Lange schon hören wir, es gibt zu wenige Pflegekräfte und es wird immer schwerer solche zu finden. Ebenso lange wird mit einer OECD-Statistik argumentiert, in der wir nur acht Pflegekräfte auf 1000 Einwohner haben, und damit im EU-weiten Vergleich in der unteren Hälfte liegen; und ebenso lange wird die Fußnote dieser Statistik ignoriert: dort steht, dass Österreich (neben Griechenland) nur die Spitals-Pflegekräfte meldet. Dass das so ist, hing damit zusammen, dass nie irgendwelche Daten erhoben wurden. Wieviele Personen eigentlich in der Pflege arbeiten, schien niemanden wirklich zu interessieren.

Nach zwei Jahrzehnten Diskussion hat sich die Politik dann doch durchringen können, auch bei uns ein Pflegeregister einzurichten. Ein Jahr lang war Einschreibefrist, die Einschreibung für alle Pflegekräfte obligatorisch. Am 30. Juni lief die Frist aus und am 1. Juli wurden die Ergebnisse präsentiert. Leider war da niemand mehr aufnahmefähig; die Regierung gesprengt, Ibiza in aller Munde und die Schulferien hatten begonnen. Und wenn dann das Ergebnis auch so gar nicht in das politische Bild des "Pflegenotstands" passt, darf man sich nicht wundern, dass sich weiter niemand dafür interessiert.

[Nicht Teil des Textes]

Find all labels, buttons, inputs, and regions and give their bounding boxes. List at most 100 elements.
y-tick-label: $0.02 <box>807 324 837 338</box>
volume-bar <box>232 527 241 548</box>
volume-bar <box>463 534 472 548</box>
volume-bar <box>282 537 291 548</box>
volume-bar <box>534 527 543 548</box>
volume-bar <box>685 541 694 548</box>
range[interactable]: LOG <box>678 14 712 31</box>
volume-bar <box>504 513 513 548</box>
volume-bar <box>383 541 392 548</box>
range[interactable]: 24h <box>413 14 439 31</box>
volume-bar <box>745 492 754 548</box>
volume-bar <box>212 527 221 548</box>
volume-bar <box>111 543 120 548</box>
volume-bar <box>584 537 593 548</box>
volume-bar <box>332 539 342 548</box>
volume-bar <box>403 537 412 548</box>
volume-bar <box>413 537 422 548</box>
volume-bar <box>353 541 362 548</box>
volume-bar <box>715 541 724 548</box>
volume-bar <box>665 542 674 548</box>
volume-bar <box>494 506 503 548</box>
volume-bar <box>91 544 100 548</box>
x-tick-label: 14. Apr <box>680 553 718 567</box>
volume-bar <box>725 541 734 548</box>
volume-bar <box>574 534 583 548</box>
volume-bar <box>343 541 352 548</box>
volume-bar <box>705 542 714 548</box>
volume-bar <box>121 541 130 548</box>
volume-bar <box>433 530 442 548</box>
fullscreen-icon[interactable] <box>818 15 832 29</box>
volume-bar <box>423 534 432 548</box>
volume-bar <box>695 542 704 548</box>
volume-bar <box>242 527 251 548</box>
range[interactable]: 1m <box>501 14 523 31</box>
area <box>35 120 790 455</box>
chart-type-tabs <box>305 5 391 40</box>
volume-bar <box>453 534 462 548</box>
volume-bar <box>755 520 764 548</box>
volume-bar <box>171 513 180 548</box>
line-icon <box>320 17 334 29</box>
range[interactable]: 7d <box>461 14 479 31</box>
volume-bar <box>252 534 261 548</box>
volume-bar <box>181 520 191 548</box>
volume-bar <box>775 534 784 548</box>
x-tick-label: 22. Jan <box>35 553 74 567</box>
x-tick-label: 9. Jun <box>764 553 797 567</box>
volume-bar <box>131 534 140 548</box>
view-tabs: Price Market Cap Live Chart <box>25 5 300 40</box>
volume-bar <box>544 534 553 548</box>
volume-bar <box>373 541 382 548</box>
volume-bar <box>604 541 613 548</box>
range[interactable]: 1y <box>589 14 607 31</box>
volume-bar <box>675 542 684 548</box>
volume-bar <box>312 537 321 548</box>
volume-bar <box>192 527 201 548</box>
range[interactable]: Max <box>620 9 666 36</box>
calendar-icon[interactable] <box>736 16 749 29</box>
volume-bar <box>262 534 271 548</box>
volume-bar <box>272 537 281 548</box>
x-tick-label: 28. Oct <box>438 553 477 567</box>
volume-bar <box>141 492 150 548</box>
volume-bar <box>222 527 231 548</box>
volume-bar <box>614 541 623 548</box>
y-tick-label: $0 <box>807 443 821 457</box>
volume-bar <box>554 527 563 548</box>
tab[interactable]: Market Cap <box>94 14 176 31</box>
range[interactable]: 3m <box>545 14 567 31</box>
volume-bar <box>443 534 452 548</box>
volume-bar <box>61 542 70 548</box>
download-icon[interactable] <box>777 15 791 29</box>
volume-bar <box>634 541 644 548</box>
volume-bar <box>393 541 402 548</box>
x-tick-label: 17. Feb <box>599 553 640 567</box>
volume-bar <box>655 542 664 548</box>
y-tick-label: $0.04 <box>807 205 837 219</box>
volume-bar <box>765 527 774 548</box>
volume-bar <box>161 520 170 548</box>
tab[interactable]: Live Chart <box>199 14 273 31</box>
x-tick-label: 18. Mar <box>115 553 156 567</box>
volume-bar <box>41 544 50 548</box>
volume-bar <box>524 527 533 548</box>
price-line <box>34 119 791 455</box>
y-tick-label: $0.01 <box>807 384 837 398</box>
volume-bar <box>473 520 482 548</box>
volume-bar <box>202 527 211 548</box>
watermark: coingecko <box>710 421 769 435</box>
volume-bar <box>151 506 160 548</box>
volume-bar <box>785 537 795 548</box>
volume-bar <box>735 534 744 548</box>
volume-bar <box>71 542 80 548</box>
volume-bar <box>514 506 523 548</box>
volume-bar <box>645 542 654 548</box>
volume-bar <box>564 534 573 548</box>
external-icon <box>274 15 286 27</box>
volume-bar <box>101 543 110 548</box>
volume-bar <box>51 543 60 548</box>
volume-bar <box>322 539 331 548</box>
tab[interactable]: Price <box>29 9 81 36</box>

Denn wie schaut es aus? 141.000 Pflegekräfte (Diplomierte Pflege, Pflegefachassistenz und Pflegeassistenz) sind nun registriert. Legt man diese Zahl auf 1000 Einwohner um - so wie es die OECD macht -, erleben wir erstaunlicherweise, dass Österreich, nach Norwegen, die meisten Pflegekräfte hat. Verglichen mit der EU (8,4) schwimmen wir mit 15,9 pro 1000 Einwohner geradezu in Pflegekräften.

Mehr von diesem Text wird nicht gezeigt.